Minggu, 15 November 2009

Temu Jiwa Sentuh Fisik

Sholatnya panjang dan Khusyuk. Keluh dan resah mengalir dalam doa-doa. Hasrat dan rindu merangkak bersama malam yang kian kelam. Usai shalat akhirnya rebah di pembaringan. Cemasnya belum lunas. Lama sudah suaminya pergi. Untuk jihad, memang . tapi cinta tetaplah cinta. Walau pun untuk jihad, perpisahan selalu membakar jiwa dengan rindu. Maka ia pun rebah dengan doa-doa;

”Ya Allah, Yang memperjalankan unta-unta, menurunkan kitab-kitab, memberi para pemohon, aku memohon kepada-Mu agar Engkau mengembalikan suamiku yang telah pergi lama, agar dengan itu engkau lepaskan resahku. Engkau gembirakan mataku. Ya Allah , tetapkanlah hukum-Mu diantara aku dan khalifah Abdul Malik bin Marwan yang telah memisahkan kami.”

Untungnya malam itu khalifah Abdul Malik bin Marwan memang sedang menyamar di tengah pemukiman warga. Tujuannya, ya tadi; mencari tau opini warga soal pengiriman mujahidin ke medan jihad, khusus istri-istri mereka.
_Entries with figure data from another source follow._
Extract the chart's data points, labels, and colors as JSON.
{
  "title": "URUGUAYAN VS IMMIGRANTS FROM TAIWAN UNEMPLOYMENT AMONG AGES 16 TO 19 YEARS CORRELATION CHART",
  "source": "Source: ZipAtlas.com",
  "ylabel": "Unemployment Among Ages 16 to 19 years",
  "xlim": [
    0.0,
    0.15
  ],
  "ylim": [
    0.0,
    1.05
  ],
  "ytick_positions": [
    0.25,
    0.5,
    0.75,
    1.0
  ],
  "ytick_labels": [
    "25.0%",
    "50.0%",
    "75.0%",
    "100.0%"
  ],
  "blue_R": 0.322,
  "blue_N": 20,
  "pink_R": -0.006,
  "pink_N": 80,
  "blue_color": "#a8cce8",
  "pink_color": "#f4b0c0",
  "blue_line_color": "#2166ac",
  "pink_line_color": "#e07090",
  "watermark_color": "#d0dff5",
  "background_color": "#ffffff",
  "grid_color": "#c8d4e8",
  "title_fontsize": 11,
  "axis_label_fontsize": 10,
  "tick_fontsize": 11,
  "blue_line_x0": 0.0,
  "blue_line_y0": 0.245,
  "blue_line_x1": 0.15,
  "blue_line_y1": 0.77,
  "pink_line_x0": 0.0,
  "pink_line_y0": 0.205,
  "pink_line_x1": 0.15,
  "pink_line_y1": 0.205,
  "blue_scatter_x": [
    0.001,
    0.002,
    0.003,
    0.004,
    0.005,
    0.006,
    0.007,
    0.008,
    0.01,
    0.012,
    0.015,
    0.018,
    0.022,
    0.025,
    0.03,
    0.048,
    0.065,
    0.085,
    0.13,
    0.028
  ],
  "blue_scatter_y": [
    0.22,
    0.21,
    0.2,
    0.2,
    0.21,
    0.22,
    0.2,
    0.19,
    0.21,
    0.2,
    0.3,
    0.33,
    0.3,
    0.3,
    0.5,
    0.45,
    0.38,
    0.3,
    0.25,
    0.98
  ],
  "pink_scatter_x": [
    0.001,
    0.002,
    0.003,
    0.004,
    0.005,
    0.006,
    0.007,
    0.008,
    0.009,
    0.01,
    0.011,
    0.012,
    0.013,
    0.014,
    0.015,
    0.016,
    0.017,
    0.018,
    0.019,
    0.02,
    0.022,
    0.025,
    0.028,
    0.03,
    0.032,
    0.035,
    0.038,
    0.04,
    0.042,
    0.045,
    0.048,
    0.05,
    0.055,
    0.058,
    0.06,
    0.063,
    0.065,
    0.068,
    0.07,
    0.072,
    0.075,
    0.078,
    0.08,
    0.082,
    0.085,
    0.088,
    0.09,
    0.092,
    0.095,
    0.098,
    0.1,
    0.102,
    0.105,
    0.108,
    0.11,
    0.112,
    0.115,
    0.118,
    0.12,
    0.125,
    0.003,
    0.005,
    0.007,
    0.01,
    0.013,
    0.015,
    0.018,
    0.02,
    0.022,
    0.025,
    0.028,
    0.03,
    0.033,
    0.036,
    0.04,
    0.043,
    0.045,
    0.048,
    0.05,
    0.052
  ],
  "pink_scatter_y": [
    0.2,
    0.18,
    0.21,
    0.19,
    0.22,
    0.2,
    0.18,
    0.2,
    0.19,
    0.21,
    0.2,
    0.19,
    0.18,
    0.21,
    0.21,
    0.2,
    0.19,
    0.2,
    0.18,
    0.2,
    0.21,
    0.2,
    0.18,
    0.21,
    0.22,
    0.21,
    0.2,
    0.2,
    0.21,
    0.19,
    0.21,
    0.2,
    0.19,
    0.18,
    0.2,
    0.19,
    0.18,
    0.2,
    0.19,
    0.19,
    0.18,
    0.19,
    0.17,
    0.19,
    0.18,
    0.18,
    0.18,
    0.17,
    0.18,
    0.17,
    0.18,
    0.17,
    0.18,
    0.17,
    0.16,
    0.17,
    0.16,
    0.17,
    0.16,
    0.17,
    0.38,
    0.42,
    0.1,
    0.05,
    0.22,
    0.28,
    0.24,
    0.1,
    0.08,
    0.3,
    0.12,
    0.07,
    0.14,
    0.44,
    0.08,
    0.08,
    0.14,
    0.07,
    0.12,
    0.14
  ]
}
Dan suara itulah yang ia dengar.

Ini tabiat ynag membedakan cinta jiwa dengan cinta misi; pertemuan jiwa dalam cinta jiwa hanya akan menjadi semacam penyakit jika tidak berujung dengan sentuhan fisik. Di sini rumus bahwa cinta tidak harus memiliki tidak berlaku.

Cinta jiwa bukan sekedar kecendrungan spritual seperti yang ada dalam cinta misi. Cinta jiwa mengandung kadar syahwat yang besar. Dari situ akar tuntutan sentuhan fisik berasal. Mereka menyebutnya passinate love. Tanpa itu, cinta jiwa akan menjelma menjadi kerinduan yang membawa semua penyakit. Sebagiannya akan berujung kegilaan. Seperti dialami Qais dan Laila.
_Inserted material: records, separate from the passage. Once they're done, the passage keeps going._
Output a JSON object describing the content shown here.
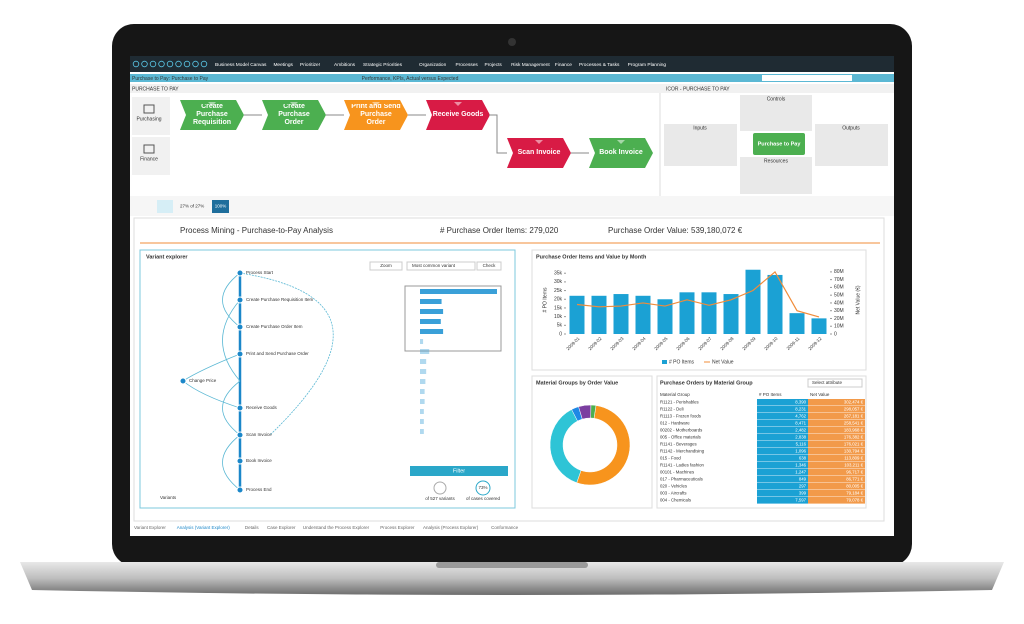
{
  "menu": {
    "items": [
      "Business Model Canvas",
      "Meetings",
      "Prioritize!",
      "Ambitions",
      "Strategic Priorities",
      "Organization",
      "Processes",
      "Projects",
      "Risk Management",
      "Finance",
      "Processes & Tasks",
      "Program Planning"
    ]
  },
  "breadcrumb": {
    "path": "Purchase to Pay: Purchase to Pay",
    "view": "Performance, KPIs, Actual versus Expected"
  },
  "process_panel": {
    "title": "PURCHASE TO PAY",
    "lanes": [
      {
        "name": "Purchasing",
        "steps": [
          {
            "label": "Create Purchase Requisition",
            "color": "#4caf50"
          },
          {
            "label": "Create Purchase Order",
            "color": "#4caf50"
          },
          {
            "label": "Print and Send Purchase Order",
            "color": "#f7941d"
          },
          {
            "label": "Receive Goods",
            "color": "#d81b45"
          }
        ]
      },
      {
        "name": "Finance",
        "steps": [
          {
            "label": "Scan Invoice",
            "color": "#d81b45"
          },
          {
            "label": "Book Invoice",
            "color": "#4caf50"
          }
        ]
      }
    ]
  },
  "icor": {
    "title": "ICOR - PURCHASE TO PAY",
    "controls": "Controls",
    "inputs": "Inputs",
    "outputs": "Outputs",
    "resources": "Resources",
    "process": "Purchase to Pay"
  },
  "toolbar": {
    "coverage": "27% of 27%",
    "zoom": "100%"
  },
  "dashboard": {
    "title": "Process Mining - Purchase-to-Pay Analysis",
    "kpi_items": "# Purchase Order Items: 279,020",
    "kpi_value": "Purchase Order Value: 539,180,072 €"
  },
  "variant_explorer": {
    "title": "Variant explorer",
    "zoom": "Zoom",
    "mode": "Most common variant",
    "check": "Check",
    "nodes": [
      "Process Start",
      "Create Purchase Requisition Item",
      "Create Purchase Order Item",
      "Print and Send Purchase Order",
      "Change Price",
      "Receive Goods",
      "Scan Invoice",
      "Book Invoice",
      "Process End"
    ],
    "filter": "Filter",
    "variants_note": "of 527 variants",
    "coverage": "73%",
    "coverage_note": "of cases covered",
    "footer": "Variants"
  },
  "chart_data": [
    {
      "type": "bar",
      "title": "Purchase Order Items and Value by Month",
      "categories": [
        "2009-01",
        "2009-02",
        "2009-03",
        "2009-04",
        "2009-05",
        "2009-06",
        "2009-07",
        "2009-08",
        "2009-09",
        "2009-10",
        "2009-11",
        "2009-12"
      ],
      "series": [
        {
          "name": "# PO Items",
          "color": "#1ba1d4",
          "values": [
            22000,
            22000,
            23000,
            22000,
            20000,
            24000,
            24000,
            23000,
            37000,
            34000,
            12000,
            9000
          ]
        },
        {
          "name": "Net Value",
          "color": "#f08c3a",
          "axis": "y2",
          "values": [
            38000000,
            35000000,
            36000000,
            40000000,
            36000000,
            44000000,
            37000000,
            44000000,
            56000000,
            80000000,
            30000000,
            22000000
          ]
        }
      ],
      "ylabel": "# PO Items",
      "y2label": "Net Value (€)",
      "ylim": [
        0,
        38000
      ],
      "yticks": [
        0,
        {
          "value": 5000,
          "label": "5k"
        },
        {
          "value": 10000,
          "label": "10k"
        },
        {
          "value": 15000,
          "label": "15k"
        },
        {
          "value": 20000,
          "label": "20k"
        },
        {
          "value": 25000,
          "label": "25k"
        },
        {
          "value": 30000,
          "label": "30k"
        },
        {
          "value": 35000,
          "label": "35k"
        }
      ],
      "y2lim": [
        0,
        85000000
      ],
      "y2ticks": [
        0,
        {
          "value": 10000000,
          "label": "10M"
        },
        {
          "value": 20000000,
          "label": "20M"
        },
        {
          "value": 30000000,
          "label": "30M"
        },
        {
          "value": 40000000,
          "label": "40M"
        },
        {
          "value": 50000000,
          "label": "50M"
        },
        {
          "value": 60000000,
          "label": "60M"
        },
        {
          "value": 70000000,
          "label": "70M"
        },
        {
          "value": 80000000,
          "label": "80M"
        }
      ]
    },
    {
      "type": "pie",
      "title": "Material Groups by Order Value",
      "values": [
        53,
        37,
        3,
        5,
        2
      ],
      "colors": [
        "#f7941d",
        "#2ec4d6",
        "#1e88e5",
        "#7b3fa0",
        "#4caf50"
      ]
    },
    {
      "type": "hbar",
      "values": [
        100,
        28,
        30,
        27,
        30,
        4,
        12,
        8,
        8,
        7,
        6,
        6,
        5,
        5,
        5
      ],
      "xlim": [
        0,
        100
      ],
      "color": "#3aa0d8"
    }
  ],
  "table": {
    "title": "Purchase Orders by Material Group",
    "select": "Select attribute",
    "columns": [
      "Material Group",
      "# PO Items",
      "Net Value"
    ],
    "rows": [
      [
        "R1121 - Perishables",
        "8,390",
        "302,474 €"
      ],
      [
        "R1122 - Deli",
        "8,231",
        "298,057 €"
      ],
      [
        "R1113 - Frozen foods",
        "4,762",
        "267,181 €"
      ],
      [
        "012 - Hardware",
        "8,471",
        "258,541 €"
      ],
      [
        "00202 - Motherboards",
        "2,482",
        "183,968 €"
      ],
      [
        "005 - Office materials",
        "2,838",
        "176,382 €"
      ],
      [
        "R1141 - Beverages",
        "5,116",
        "176,021 €"
      ],
      [
        "R1142 - Merchandising",
        "1,096",
        "130,794 €"
      ],
      [
        "015 - Food",
        "638",
        "113,809 €"
      ],
      [
        "R1141 - Ladies fashion",
        "1,346",
        "103,211 €"
      ],
      [
        "00101 - Machines",
        "1,247",
        "96,717 €"
      ],
      [
        "017 - Pharmaceuticals",
        "849",
        "86,771 €"
      ],
      [
        "020 - Vehicles",
        "297",
        "80,005 €"
      ],
      [
        "003 - Aircrafts",
        "399",
        "79,184 €"
      ],
      [
        "004 - Chemicals",
        "7,597",
        "79,078 €"
      ]
    ]
  },
  "tabs": [
    "Variant Explorer",
    "Analysis (Variant Explorer)",
    "Details",
    "Case Explorer",
    "Understand the Process Explorer",
    "Process Explorer",
    "Analysis (Process Explorer)",
    "Conformance"
  ]
}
Ini mengapa kita diperintahkan mengasihi para pecinta; supaya mereka terhindar dari cinta yang seharusnya menjadi energi lantas berubah menjadi penyakit. Maka sentuhan fisik dalam semua bentuknya adalah obat yang mujarab bagi rindu yang tak pernah selesai. Ini penjelasan mengapa hubungan badan antar suami istri merupakan ibadah besar, tradisi kenabian dan kegemaran orang shalih. Sebab, kata Ibnu Qayyim dan Imam Ghazali, ia mewariskan kesehatan jiwa dan raga, mencerahkan pikiran, meremajakan perasaan, menghilangkan pikiran dan perasaan buruk, membuat kita lebih awet muda dan memperkuat hubungan cinta kasih. Makna sakinah dan mawaddah adalah ketenangan jiwa yang tercipta setelah gelora hasrat terpenuhi.
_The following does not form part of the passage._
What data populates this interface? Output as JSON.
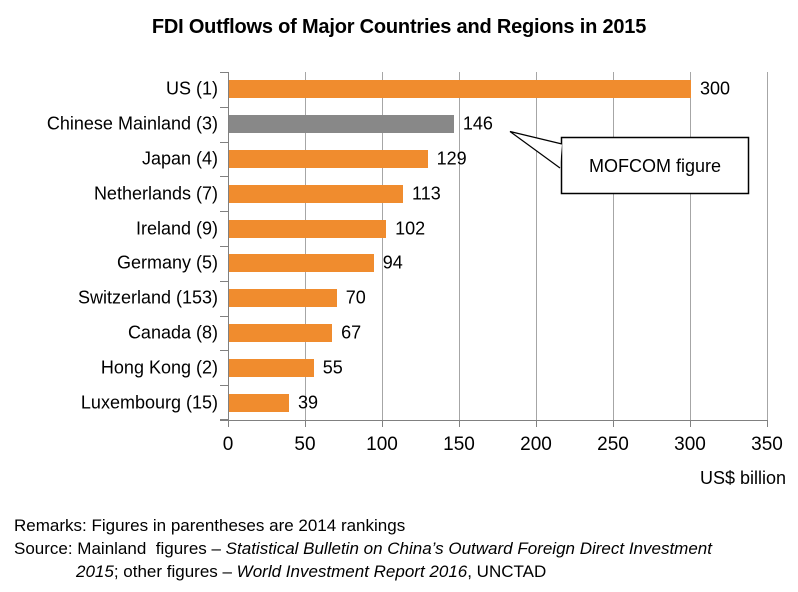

Maka itu yang dipahami Abdul Malik bin Marwan. Maka ia pun bertanya,”Berapa lama wanita bisa bertahan sabar?” “Enam bulam” jawab mereka. Kisah ini sebenarnya mengikut pada temuan yang sama di masa Umar bin Khattab. Dan di kedua kisah itu, kedua perempuan itu sama-sama melantunkan syair rindu hasrat. Dan Abdul Malik bin Marwan mendengar bait ini;

Air mata mengalir bersama larut malam
Sedih mengiris hati dan merampas tidur
Bergulat aku lawan malam
Terawangi bintang
Hasrat rindu mendera-dera
Melukai jiwa

Memang hanya puisi tempat jiwanya berlari. Melepas hasrat yang tak mau lepas. Sebab rindu tetap saja rindu. Puisi tak akan pernah sanggup menyelesaikannya.Sebab memang begitulah hukumnya; hanya sentuhan fisik yang bisa merasa hasrat jiwa.